Sir: I have the honor to report that Sir Robert Hodgson84 recalled from Burgos with General Franco’s reply to the British protests against the deliberate bombing of British ships is returning to Burgos with instructions to settle the final details of the Commission to be set up to examine the individual cases. The Prime Minister has announced in the Commons that while Burgos has insisted that the bombing of the British ships was not deliberate, the British Government cannot reconcile this denial with positive knowledge that the planes have descended to a short distance above the ships, made many attempts, and then machine-gunned the decks. In truth the day after Mr. Chamberlain announced that Sir Robert Hodgson would return, Franco planes, unquestionably Italian, sank the British steamer Dellwyn after repeated attempts, killing the Danish observation officer on board, and this was done in the presence of a British war ship which for the first time in British history under such circumstances failed to act. The fact that the evidence is to be in secret, kept from the public, is resented by the British ship owners.
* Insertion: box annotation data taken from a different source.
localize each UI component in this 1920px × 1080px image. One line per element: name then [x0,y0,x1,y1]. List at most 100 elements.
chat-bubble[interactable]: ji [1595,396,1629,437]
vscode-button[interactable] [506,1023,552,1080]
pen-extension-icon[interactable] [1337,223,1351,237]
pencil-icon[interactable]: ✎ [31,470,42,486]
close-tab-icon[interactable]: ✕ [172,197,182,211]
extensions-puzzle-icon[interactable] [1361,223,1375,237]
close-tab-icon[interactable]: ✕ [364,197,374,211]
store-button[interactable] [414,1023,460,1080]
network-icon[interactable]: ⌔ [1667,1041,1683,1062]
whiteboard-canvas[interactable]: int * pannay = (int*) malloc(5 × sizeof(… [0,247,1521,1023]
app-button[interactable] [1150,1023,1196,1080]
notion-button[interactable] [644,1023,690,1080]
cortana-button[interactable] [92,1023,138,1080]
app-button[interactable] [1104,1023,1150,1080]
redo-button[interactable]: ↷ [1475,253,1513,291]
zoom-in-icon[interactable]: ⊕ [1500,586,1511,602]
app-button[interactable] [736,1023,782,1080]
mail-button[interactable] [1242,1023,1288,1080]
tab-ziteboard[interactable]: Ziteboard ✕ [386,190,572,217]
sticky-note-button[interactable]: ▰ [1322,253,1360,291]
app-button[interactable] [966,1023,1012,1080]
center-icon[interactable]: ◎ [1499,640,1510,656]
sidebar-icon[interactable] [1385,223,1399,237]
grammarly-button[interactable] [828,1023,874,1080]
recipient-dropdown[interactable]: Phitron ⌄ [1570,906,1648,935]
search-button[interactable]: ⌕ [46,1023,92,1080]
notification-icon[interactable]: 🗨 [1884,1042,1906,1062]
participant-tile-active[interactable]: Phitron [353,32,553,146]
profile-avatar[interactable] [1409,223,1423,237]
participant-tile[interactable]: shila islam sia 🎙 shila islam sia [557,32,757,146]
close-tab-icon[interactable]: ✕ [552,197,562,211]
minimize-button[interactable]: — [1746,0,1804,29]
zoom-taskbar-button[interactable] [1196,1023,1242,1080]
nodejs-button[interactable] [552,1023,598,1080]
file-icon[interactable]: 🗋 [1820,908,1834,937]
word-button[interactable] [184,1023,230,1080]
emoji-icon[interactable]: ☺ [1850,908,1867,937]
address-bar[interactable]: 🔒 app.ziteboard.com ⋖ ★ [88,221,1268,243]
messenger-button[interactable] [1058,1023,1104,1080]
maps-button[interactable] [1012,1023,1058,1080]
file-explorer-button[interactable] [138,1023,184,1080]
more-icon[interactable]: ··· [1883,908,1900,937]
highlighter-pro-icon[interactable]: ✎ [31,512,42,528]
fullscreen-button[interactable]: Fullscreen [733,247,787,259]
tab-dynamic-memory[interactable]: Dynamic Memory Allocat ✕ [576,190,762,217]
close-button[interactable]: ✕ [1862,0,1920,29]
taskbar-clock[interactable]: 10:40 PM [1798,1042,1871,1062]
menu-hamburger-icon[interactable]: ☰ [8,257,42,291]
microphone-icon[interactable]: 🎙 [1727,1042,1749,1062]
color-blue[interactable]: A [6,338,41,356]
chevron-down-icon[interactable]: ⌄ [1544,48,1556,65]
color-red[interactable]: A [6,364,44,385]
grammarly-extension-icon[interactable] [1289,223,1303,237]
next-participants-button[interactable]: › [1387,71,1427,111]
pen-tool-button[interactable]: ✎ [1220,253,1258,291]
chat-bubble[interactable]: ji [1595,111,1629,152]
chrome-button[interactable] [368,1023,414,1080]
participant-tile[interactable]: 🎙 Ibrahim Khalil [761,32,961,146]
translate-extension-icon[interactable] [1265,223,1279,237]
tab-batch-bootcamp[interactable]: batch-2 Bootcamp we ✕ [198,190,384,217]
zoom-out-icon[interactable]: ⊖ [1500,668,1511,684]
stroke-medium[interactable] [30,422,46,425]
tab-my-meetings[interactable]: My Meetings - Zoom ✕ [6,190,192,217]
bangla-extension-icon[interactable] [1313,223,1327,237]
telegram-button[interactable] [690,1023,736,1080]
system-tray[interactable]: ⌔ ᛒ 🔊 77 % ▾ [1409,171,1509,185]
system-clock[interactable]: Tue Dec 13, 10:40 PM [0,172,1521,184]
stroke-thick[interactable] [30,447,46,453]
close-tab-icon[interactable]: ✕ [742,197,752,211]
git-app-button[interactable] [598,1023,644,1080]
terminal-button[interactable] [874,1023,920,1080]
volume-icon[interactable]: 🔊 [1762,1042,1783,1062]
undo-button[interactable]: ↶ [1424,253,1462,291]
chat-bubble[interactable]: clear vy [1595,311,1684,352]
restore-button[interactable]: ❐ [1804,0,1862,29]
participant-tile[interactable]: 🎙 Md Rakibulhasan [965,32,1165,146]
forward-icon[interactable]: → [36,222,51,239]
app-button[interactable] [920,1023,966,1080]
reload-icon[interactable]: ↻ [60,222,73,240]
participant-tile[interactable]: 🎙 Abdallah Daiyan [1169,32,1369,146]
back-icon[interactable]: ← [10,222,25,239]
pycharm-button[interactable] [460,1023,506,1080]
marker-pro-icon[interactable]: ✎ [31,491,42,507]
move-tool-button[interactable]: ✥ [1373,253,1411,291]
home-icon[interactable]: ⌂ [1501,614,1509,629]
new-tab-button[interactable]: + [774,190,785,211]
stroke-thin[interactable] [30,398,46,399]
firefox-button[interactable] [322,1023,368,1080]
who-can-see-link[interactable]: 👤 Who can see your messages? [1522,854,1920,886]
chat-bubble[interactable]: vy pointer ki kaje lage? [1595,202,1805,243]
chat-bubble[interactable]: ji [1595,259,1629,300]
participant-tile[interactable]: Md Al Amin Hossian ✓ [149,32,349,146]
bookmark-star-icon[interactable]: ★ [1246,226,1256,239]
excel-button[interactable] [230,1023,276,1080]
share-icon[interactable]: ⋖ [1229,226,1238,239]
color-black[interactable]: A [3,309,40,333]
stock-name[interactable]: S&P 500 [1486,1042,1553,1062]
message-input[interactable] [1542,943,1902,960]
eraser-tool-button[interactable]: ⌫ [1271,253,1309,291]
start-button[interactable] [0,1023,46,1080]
Mr. Thompson, an associate of Mr. Eden, who has had charge of the British Embassy here for months, and whose despatches have not been in harmony with the pro-Franco policy of Mr. Chamberlain, has been recalled and given another assignment which is a promotion. However, Mr. O’Malley, who was in Mexico, has been sent as his successor. I have had Mr. O’Malley to lunch at the house and I find that while he knows absolutely nothing about the Spanish quarrel his prejudices against the Government to which he is accredited are most violent.

Respectfully yours,

Claude G. Bowers
  1. British diplomat, appointed agent to the Spanish Nationalist Government, November 1937.